Because petitioner's application lacked proposals for tangible facilities, detailed plans, and criteria for selecting activities and because petitioner was controlled completely by Mr. Anderson, respondent rightfully concluded that he required additional information before issuing a determination on petitioner's status. Throughout the period during which respondent requested information, petitioner had ample opportunity to develop concrete plans for activities it would perform. Respondent advised petitioner twice by letter to give sufficient details of its planned activities. These notifications were prompt and detailed. Despite the opportunity, petitioner did little more than reiterate its objectives from the original application. Even after respondent notified petitioner that consideration of its application was closed, petitioner still had an additional opportunity to renew the application by developing a detailed explanation of its planned activities. Petitioner chose not to do so.
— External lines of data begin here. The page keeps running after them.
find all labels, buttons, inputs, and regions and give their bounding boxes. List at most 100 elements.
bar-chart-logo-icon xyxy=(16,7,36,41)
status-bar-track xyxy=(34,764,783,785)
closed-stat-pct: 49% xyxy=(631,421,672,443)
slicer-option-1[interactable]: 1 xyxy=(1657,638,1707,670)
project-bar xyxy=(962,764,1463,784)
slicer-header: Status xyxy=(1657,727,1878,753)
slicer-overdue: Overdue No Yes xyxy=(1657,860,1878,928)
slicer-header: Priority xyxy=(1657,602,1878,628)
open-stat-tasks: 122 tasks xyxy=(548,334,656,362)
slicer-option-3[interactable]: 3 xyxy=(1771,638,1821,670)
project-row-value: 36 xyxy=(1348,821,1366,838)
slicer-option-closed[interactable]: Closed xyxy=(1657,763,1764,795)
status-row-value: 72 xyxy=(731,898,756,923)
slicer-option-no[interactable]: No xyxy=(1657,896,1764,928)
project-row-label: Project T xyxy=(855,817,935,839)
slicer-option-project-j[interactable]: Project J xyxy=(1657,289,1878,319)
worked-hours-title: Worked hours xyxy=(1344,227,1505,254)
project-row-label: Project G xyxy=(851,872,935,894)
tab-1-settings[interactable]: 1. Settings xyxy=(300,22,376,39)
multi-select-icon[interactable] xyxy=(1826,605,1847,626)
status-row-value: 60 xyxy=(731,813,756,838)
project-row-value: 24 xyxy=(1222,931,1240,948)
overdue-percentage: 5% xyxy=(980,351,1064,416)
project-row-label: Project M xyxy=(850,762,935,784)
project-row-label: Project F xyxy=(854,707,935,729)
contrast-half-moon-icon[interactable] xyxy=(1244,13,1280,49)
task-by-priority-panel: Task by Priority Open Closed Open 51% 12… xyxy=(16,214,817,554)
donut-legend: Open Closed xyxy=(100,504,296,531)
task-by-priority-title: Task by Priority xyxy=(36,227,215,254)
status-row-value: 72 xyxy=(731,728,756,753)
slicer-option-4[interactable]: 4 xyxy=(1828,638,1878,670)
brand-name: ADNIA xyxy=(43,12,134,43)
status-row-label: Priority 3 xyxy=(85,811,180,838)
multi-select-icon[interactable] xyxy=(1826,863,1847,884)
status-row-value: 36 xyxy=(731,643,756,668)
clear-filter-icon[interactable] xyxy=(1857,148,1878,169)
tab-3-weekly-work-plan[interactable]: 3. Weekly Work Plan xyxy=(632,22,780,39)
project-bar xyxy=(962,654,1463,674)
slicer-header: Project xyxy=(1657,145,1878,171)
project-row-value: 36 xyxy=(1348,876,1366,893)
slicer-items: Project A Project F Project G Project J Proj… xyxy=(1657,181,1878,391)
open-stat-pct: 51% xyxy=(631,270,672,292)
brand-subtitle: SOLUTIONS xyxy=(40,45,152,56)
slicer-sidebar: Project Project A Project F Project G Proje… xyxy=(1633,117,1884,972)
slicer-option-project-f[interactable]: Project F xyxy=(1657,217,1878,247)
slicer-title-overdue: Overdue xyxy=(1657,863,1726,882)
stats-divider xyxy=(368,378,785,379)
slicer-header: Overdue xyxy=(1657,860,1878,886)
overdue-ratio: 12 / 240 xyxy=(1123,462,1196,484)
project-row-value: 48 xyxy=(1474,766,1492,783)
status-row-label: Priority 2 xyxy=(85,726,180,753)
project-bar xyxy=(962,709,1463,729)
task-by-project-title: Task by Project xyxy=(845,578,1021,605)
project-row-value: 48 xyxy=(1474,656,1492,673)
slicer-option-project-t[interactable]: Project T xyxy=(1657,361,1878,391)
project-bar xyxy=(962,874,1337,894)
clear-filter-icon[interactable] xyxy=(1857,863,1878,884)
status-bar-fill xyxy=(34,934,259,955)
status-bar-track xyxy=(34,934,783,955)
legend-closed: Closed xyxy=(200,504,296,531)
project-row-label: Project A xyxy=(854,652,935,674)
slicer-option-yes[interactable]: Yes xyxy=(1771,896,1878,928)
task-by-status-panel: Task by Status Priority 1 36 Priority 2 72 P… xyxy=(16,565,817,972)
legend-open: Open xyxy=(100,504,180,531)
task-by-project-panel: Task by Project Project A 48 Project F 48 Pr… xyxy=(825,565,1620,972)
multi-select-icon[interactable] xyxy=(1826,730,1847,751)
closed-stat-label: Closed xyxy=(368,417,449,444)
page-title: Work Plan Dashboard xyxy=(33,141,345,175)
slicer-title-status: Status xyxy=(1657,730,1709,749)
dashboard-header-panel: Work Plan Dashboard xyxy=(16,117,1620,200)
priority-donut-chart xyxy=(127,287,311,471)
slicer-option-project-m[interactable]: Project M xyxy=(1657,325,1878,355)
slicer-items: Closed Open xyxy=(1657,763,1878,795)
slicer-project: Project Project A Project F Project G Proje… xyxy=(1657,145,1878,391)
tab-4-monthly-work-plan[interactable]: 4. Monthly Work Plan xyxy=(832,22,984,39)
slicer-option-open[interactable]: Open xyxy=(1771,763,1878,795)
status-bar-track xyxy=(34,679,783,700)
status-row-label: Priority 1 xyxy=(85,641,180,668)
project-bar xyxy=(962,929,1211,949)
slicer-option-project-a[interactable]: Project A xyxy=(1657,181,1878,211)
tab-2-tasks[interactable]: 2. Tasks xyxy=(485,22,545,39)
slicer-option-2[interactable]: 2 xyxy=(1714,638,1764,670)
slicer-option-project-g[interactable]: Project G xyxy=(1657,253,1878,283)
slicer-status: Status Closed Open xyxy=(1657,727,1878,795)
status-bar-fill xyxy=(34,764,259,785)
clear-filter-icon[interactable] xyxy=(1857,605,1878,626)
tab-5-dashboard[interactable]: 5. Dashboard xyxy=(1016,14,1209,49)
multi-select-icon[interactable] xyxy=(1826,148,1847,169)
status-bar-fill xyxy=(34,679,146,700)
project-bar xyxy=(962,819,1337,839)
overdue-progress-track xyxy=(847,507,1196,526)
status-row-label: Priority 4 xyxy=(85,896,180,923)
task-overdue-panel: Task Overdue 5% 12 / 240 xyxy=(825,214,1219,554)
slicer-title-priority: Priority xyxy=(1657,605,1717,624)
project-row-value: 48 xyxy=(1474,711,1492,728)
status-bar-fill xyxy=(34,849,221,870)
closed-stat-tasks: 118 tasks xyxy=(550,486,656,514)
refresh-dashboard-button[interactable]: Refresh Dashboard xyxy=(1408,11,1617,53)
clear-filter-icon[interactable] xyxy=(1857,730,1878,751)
Because petitioner's supplemented application fails to describe its proposed activities in sufficient detail and fails to disclose meaningful standards and criteria by which it will select future activities, petitioner has not met the requirements for a "substantially completed Form 1023." As a result, respondent's failure to issue a determination letter was proper, and jurisdiction of this Court under section 7428(b)(2) is not available.

Petitioner nonetheless argues that respondent had ample information about petitioner's activities. In support of that argument, petitioner states that respondent was able, in his pleadings before this Court, to describe petitioner's activities. On the contrary, respondent's pleadings at most summarize petitioner's own descriptions, and as a result suffer the same lack of detail as petitioner's descriptions. From this we cannot infer that respondent had sufficient knowledge of petitioner's proposed activities to warrant a determination.

Petitioner also argues that respondent has conceded this Court's jurisdiction by failing to file a motion to dismiss for lack of jurisdiction within 45 days of the filing of the original petition. This is an incorrect application of Rule 213. The Tax Court is a court of limited jurisdiction and may only exercise jurisdiction to the extent granted by Congress. Commissioner v. Gooch Co. , 320 U.S. 418 (1943). Thus, while Rule 213 provides a 45-day limitation on the Commissioner for moving on a petition, a motion to dismiss may be made at any time. French & Co. v. Commissioner , 10 B.T.A. 665, 671 (1928); Hodges v. Commissioner , T.C. Memo. 1987-340. Additionally, this Court can, on its own motion, dismiss for lack of jurisdiction. See, e.g., Smith v. Commissioner , 124 T.C. 36 (2005); Naftel v. Commissioner , 85 T.C. 527, 529 (1985). As a result, the Commissioner cannot concede this Court's jurisdiction.

Furthermore, respondent did not concede that petitioner exhausted its administrative remedies. Respondent did not issue a determination on petitioner's application. None of respondent's correspondence with petitioner indicates that he believed the administrative record was complete enough to make a determination. In his answer, respondent specifically denied petitioner's allegation that it had exhausted its administrative remedies. Respondent has not conceded that petitioner exhausted its administrative remedies.

We hold that petitioner has not submitted a substantially completed Form 1023 as defined by section 601.201(n)(7)(i), Statement of Procedural Rules. As a result, petitioner has not exhausted its administrative remedies, and this Court does not have jurisdiction to issue declaratory relief under section 7428(b)(2). Consequently, this Court cannot grant any of the additional relief that petitioner requests. In reaching this conclusion, we have considered all arguments made by the parties, and to the extent not discussed above, we find them irrelevant, without merit, or both.

To reflect the foregoing,

An order of dismissal for lack of jurisdiction will be entered.